Most all-purpose machines offer three or four USB ports, an SD/Memory Stick flash card reader, a Webcam, headphone jacks, VGA ports, and ethernet jacks. And without exception, such notebooks also have at least 802.11g wireless (802.11n should be ubiquitous within the next few months).
For the near future, you’ll want to have HDMI-out (for high-definition video) and eSATA (for high-speed data transfers). Another addition that notebook makers are including more often as time goes by is a hybrid USB/eSATA port. We’re also seeing some all-purpose models with a pass-through charging port, which allows you to charge a USB-powered device through the laptop–even when it isn’t on.
Our All-Purpose Laptop Picks
Selecting one laptop that’s perfect for everyday use is a bit tricky, but the Gateway UC7807u hits most of the basic needs for under $800. It might not be the fastest thoroughbred in the stable (it earned a mark of only 80 in WorldBench 6 tests), but it is fast enough to finish the race–while carrying a host of features. Gateway manages to cram in both HDMI and VGA video outputs, three USB 2.0 ports, an ExpressCard slot, a flash-card reader, ethernet, Wi-Fi (802.11 a/b/g/n), and Bluetooth. The machine also provides a slot-fed DVD burner and a 5400-rpm, 320GB hard drive. The UC7807u does have several drawbacks: For one thing, it stumbles in the stamina department, lasting only 3.5 hours in our battery-life tests. This Gateway is also fairly heavy (5.3 pounds) for an all-purpose model with a small screen.

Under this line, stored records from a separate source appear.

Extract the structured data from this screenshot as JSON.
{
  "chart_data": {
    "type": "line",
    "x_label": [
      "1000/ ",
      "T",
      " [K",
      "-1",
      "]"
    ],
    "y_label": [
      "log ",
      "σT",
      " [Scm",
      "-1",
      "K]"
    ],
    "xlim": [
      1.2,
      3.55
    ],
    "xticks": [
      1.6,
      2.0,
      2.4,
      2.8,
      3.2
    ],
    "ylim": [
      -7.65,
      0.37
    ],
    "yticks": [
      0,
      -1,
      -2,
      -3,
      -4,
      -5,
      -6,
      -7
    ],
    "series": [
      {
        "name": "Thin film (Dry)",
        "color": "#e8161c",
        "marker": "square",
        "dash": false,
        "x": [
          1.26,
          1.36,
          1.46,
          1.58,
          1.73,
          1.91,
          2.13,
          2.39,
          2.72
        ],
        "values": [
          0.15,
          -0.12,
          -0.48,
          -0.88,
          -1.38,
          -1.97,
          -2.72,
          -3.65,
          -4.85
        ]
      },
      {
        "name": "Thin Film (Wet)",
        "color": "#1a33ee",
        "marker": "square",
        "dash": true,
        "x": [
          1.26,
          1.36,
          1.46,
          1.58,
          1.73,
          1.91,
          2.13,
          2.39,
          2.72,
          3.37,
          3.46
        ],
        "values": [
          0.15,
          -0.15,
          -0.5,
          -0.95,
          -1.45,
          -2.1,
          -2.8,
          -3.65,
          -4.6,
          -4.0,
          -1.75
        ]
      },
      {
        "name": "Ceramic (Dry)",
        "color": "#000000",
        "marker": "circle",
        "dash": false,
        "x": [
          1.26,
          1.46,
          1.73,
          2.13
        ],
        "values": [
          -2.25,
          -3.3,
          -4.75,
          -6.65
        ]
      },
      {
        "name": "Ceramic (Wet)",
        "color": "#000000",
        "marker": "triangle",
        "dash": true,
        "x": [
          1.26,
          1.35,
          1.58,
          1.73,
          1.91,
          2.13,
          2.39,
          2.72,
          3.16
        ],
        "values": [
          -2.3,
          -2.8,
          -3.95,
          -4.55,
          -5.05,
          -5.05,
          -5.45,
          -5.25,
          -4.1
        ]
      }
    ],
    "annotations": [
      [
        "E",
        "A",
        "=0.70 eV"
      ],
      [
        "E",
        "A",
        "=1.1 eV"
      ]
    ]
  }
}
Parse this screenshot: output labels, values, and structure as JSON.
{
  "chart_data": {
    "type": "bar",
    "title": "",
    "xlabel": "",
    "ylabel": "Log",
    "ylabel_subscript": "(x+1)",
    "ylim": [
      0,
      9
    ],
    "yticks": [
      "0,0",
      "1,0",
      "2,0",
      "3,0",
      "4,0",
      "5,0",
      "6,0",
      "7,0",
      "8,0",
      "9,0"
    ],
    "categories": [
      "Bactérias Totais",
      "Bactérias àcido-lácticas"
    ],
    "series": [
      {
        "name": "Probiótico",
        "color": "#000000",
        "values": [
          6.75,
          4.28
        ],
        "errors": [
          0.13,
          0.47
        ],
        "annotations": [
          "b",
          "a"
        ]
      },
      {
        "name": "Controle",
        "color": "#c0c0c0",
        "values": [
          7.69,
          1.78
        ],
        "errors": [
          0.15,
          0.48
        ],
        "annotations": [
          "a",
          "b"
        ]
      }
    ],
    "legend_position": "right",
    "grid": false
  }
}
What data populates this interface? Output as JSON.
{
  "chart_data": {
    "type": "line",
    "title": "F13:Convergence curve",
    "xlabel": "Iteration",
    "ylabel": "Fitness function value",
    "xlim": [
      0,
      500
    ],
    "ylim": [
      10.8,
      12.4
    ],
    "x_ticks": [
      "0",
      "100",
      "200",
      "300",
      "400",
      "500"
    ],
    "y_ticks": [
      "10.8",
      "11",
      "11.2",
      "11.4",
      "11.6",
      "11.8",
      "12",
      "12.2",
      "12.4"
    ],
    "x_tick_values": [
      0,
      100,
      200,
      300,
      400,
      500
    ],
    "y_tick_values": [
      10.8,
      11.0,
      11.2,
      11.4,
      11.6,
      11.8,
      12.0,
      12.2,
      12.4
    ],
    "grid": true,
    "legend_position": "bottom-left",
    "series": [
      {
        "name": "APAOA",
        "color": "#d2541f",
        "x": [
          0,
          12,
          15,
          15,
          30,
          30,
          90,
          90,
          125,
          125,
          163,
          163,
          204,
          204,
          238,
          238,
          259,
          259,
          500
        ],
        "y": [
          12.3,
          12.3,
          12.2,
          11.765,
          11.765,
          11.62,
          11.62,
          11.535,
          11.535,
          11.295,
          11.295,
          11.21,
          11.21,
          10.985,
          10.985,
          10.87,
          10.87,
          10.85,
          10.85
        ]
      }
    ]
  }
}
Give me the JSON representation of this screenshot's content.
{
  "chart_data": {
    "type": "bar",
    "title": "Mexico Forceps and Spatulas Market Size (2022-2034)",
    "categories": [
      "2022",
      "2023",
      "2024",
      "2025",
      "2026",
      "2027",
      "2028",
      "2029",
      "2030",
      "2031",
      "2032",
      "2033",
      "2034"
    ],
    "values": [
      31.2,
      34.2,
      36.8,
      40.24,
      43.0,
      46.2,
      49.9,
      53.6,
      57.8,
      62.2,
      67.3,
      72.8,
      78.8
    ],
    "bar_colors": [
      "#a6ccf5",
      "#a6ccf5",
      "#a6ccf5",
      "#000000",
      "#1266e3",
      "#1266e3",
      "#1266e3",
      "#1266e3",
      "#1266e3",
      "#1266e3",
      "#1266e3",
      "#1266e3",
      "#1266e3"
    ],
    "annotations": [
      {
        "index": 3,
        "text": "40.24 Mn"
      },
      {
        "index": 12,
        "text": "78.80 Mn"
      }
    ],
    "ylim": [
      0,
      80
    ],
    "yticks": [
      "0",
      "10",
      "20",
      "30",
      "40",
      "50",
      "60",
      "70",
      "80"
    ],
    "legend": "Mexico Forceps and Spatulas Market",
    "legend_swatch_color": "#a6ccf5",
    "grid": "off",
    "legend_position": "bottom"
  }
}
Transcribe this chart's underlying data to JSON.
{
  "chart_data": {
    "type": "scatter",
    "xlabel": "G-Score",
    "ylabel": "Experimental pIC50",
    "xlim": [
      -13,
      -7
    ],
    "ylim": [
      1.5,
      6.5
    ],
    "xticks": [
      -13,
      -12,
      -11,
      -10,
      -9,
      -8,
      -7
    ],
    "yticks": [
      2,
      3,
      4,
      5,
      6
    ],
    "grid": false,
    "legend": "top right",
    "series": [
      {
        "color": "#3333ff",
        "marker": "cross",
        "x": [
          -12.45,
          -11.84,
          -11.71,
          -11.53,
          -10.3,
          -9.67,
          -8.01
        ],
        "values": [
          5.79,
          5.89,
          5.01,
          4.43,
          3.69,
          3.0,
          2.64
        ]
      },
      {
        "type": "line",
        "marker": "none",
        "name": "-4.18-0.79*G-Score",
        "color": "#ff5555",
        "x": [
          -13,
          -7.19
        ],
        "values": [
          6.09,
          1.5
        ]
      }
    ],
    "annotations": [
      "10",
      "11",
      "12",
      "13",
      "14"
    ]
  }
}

Another all-purpose alternative is the $800 HP Pavilion dv3, which lasted about 2 hours longer than the Gateway UC7807u did in our battery tests and offers eSATA ports and other great options in a lightweight frame. Unfortunately, the dv3 scored a measly 64 in WorldBench 6. If you’re looking for a bigger screen, consider the Dell Studio XPS 16. Its hardy construction and sweet-looking 16-inch screen will grab your attention. Of course, with that high-end display, it will also grab your wallet–our review unit would set you back about $1800.